Похоть творит свой собственный вакуум; когда похотливые лузы сливаются, черные дыры оргазма кромсают рассудок. Пандемониум манит пальцем, вирусная империя из тринадцати жутких желаний, тринадцати трахов со старушечью падалью из земной преисподней; голова наслаждения, что вколочена молотом в наковальню сиропа. Похоронная песнь охотничьих сумерек пляшет вкруг плотоядного жезла, светляки облепили торчащие зубы пантеры. Осколки горелой мелодии, пепельные курки. Кладбищенские короли в кандалах из пшеницы, шнуровых бандажах песчаных дебошей. Ликование четок гробов, повешенных куриц, крапленых хореографией богоубийцы. Телепатический трилобитный циклон, примитивные судороги. Грот бобровых пластов на опарышах киновари, громадьё кипарисных миазмов, войлок. Гидроцефал, долгоносья припарка. Колдуньи точат трофей челюстей. Фантасты фелляций. Левитация, кома, гроб.
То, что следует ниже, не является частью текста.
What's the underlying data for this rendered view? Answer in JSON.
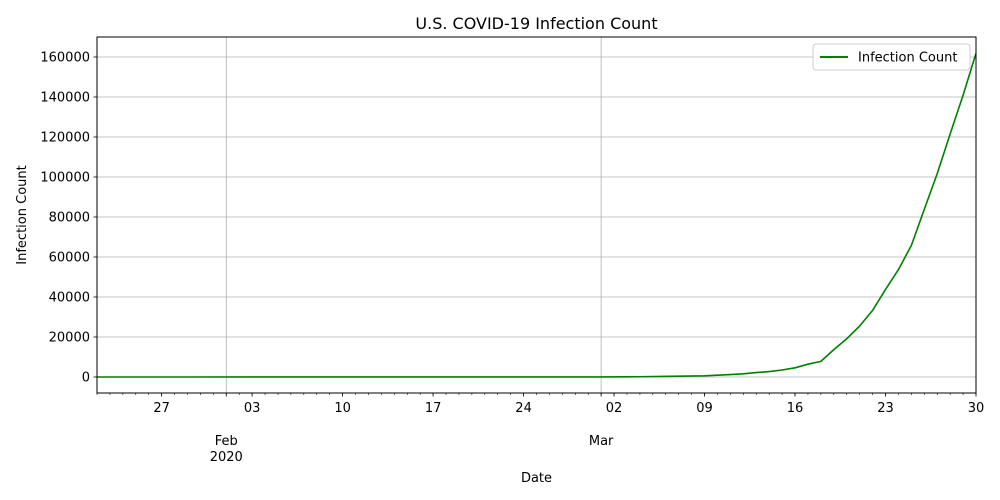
{
  "chart_data": {
    "type": "line",
    "title": "U.S. COVID-19 Infection Count",
    "xlabel": "Date",
    "ylabel": "Infection Count",
    "xlim": [
      "2020-01-22",
      "2020-03-30"
    ],
    "ylim": [
      -8000,
      170000
    ],
    "grid": true,
    "legend_position": "top-right",
    "yticks": [
      "0",
      "20000",
      "40000",
      "60000",
      "80000",
      "100000",
      "120000",
      "140000",
      "160000"
    ],
    "x_major_ticks": [
      {
        "date": "2020-01-27",
        "label": "27"
      },
      {
        "date": "2020-02-01",
        "label": "Feb\n2020"
      },
      {
        "date": "2020-02-03",
        "label": "03"
      },
      {
        "date": "2020-02-10",
        "label": "10"
      },
      {
        "date": "2020-02-17",
        "label": "17"
      },
      {
        "date": "2020-02-24",
        "label": "24"
      },
      {
        "date": "2020-03-01",
        "label": "Mar"
      },
      {
        "date": "2020-03-02",
        "label": "02"
      },
      {
        "date": "2020-03-09",
        "label": "09"
      },
      {
        "date": "2020-03-16",
        "label": "16"
      },
      {
        "date": "2020-03-23",
        "label": "23"
      },
      {
        "date": "2020-03-30",
        "label": "30"
      }
    ],
    "series": [
      {
        "name": "Infection Count",
        "color": "#008000",
        "x": [
          "2020-01-22",
          "2020-01-29",
          "2020-02-05",
          "2020-02-12",
          "2020-02-19",
          "2020-02-26",
          "2020-03-01",
          "2020-03-03",
          "2020-03-05",
          "2020-03-07",
          "2020-03-09",
          "2020-03-10",
          "2020-03-11",
          "2020-03-12",
          "2020-03-13",
          "2020-03-14",
          "2020-03-15",
          "2020-03-16",
          "2020-03-17",
          "2020-03-18",
          "2020-03-19",
          "2020-03-20",
          "2020-03-21",
          "2020-03-22",
          "2020-03-23",
          "2020-03-24",
          "2020-03-25",
          "2020-03-26",
          "2020-03-27",
          "2020-03-28",
          "2020-03-29",
          "2020-03-30"
        ],
        "y": [
          1,
          5,
          12,
          13,
          15,
          16,
          30,
          100,
          200,
          400,
          600,
          900,
          1200,
          1600,
          2200,
          2700,
          3500,
          4600,
          6400,
          7800,
          13700,
          19100,
          25500,
          33300,
          43800,
          53700,
          65800,
          83800,
          101700,
          121500,
          140900,
          161800
        ]
      }
    ]
  }
}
С привкусом кукол вползает прожорливая арена, украшена пареным мясом, костьми и кишками; амфитеатр Грааля, чьи нефы усажены глянцеватыми существами, вирулентными ведьминскими мозгами, лишенными лобных долей, хозяйки их взорваны на хрен холокостами наслаждений. Мои взбешенные клешни крушат полушария и сипящие синапсы, вызревающие ебливые демоны вырываются вон, чтоб забить собой высокопарный плацдарм. Ненормальные ордена и медали отвлекают меня, иероглифы, что горят, как гравюры, на бордюрах спермогробницы, окованной плинтусом мертвым мух. Верховная Ламия гордо высится в одиночестве, как последняя целка посреди серебристых кровавых плодов, усыпающих эти священные дроги; веки, ноздри и десны расплавлены невыразимым восторгом; пиздовещательница адресует мне тощую струйку людской мамалыги. Визгливые губы твердят о папирусах и плюмажах, о скрипящих скрижалях, о свихнувшихся секс-контрактах, что воинственные планеты считают удачными, о синдроме хлыстов, только я, мародер, остаюсь нерастроган ее генитальной риторикой.
Мои тусклые золотые глаза давным-давно отключились от разума, серые волки, восставшие из доисторических почв убийства, рыщут, не ведая о вине эмоций, в бессердечном разводе с несчастными человечками, коих трахают мысли; жизнь брызжет сквозь клык, хуй и коготь потоком витального сока, что мерится катаклизмами. При моем приближеньи пророчески каркающее отверстие затыкается в панике, хрипя и храпя, как затравленная кобыла, харкая личинками и безымянными сумками. Слова размываются и зияют змееголовым тампоном; медленно, будто тундра, я заябываю Альфу Бой-бабы до смерти.